Unlike many resistance mechanisms that emerge in response to therapy, APOBEC3 activity appears to be present in breast tumors before treatment begins. This early presence is significant—it means we may be able to predict which tumors are prone to developing resistance and intervene earlier to prevent it.
“BCRF funding was critical to enabling our group to spend the years needed to generate models that faithfully resemble the way breast cancers function,” Dr. Chandarlapaty said. “This not only allowed us to prove the role of APOBEC3 enzymes but is now also facilitating our efforts to target breast cancers manifesting APOBEC mutagenesis.”

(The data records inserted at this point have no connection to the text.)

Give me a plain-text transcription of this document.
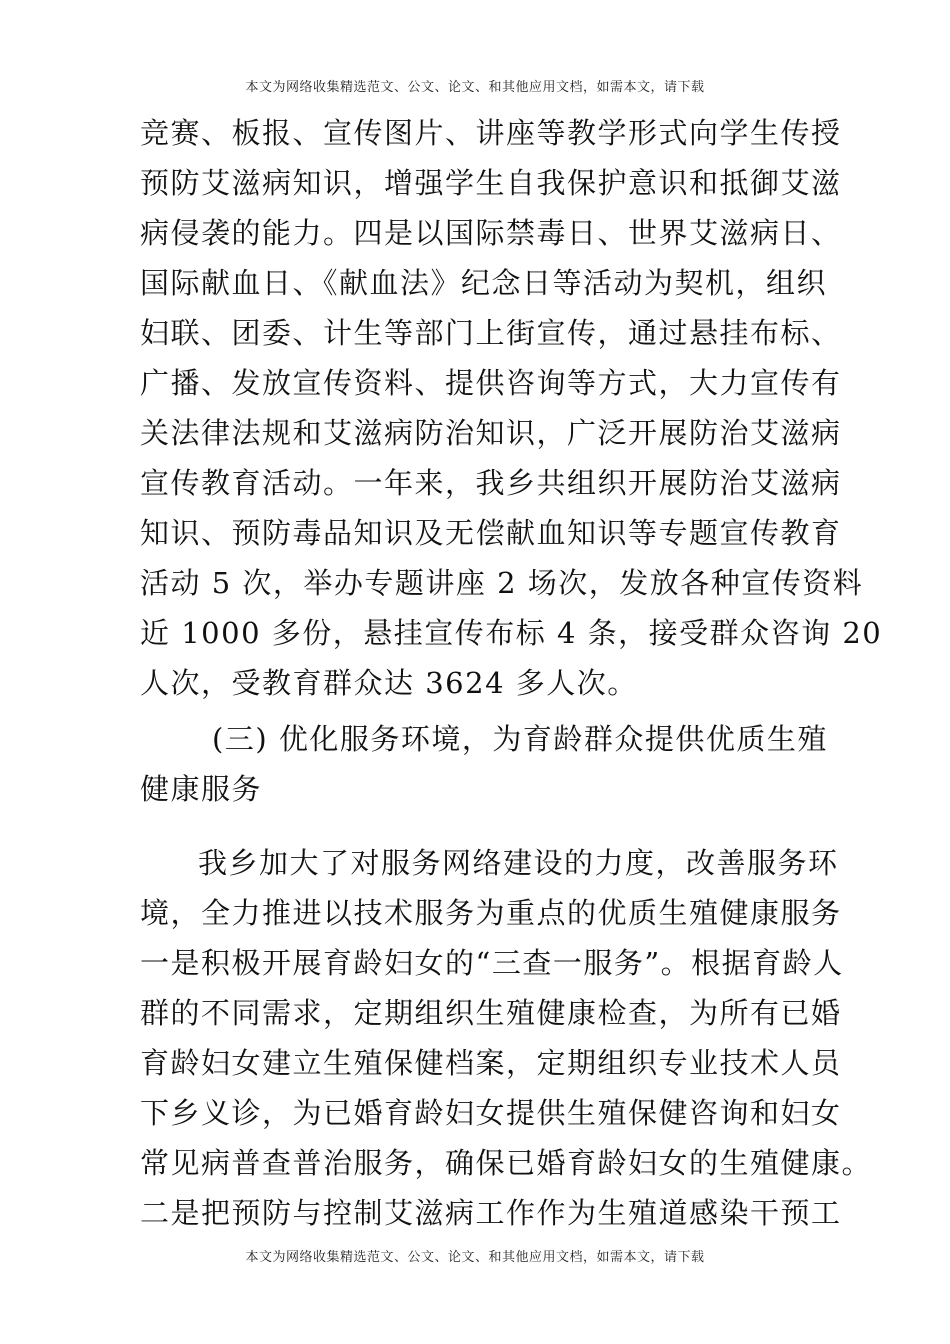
本文为网络收集精选范文、公文、论文、和其他应用文档，如需本文，请下载
竞赛、板报、宣传图片、讲座等教学形式向学生传授
预防艾滋病知识，增强学生自我保护意识和抵御艾滋
病侵袭的能力。四是以国际禁毒日、世界艾滋病日、
国际献血日、《献血法》纪念日等活动为契机，组织
妇联、团委、计生等部门上街宣传，通过悬挂布标、
广播、发放宣传资料、提供咨询等方式，大力宣传有
关法律法规和艾滋病防治知识，广泛开展防治艾滋病
宣传教育活动。一年来，我乡共组织开展防治艾滋病
知识、预防毒品知识及无偿献血知识等专题宣传教育
活动 5 次，举办专题讲座 2 场次，发放各种宣传资料
近 1000 多份，悬挂宣传布标 4 条，接受群众咨询 20
人次，受教育群众达 3624 多人次。
(三) 优化服务环境，为育龄群众提供优质生殖
健康服务
我乡加大了对服务网络建设的力度，改善服务环
境，全力推进以技术服务为重点的优质生殖健康服务
一是积极开展育龄妇女的“三查一服务”。根据育龄人
群的不同需求，定期组织生殖健康检查，为所有已婚
育龄妇女建立生殖保健档案，定期组织专业技术人员
下乡义诊，为已婚育龄妇女提供生殖保健咨询和妇女
常见病普查普治服务，确保已婚育龄妇女的生殖健康。
二是把预防与控制艾滋病工作作为生殖道感染干预工
本文为网络收集精选范文、公文、论文、和其他应用文档，如需本文，请下载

What does this mean for patients?
The findings reported here could influence strategies that assess a person’s risk of aggressive cancer. For example, patients may be screened for APOBEC3 mutational signatures at diagnosis, and those with high levels may receive more aggressive or tailored treatment to preempt resistance.
Results reported in this study may eventually lead to new clinical trials to test therapies that target APOBEC3 directly or reduce its mutagenic impact. And oncologists could provide more treatment options if APOBEC3 can be used as a biomarker to decide whether to switch or add treatments early, before tumors evolve overt resistance.
Drug resistance remains a pervasive problem in treating breast cancer. Studies like this one are essential to unraveling the biology of drug resistance to ultimately prevent it. Identifying patients who are likely to develop resistance will help guide treatment decisions early and more precisely. In this way, the results have the potential to not only improve responses to therapy but also reduce the chances of recurrence for people with breast cancer.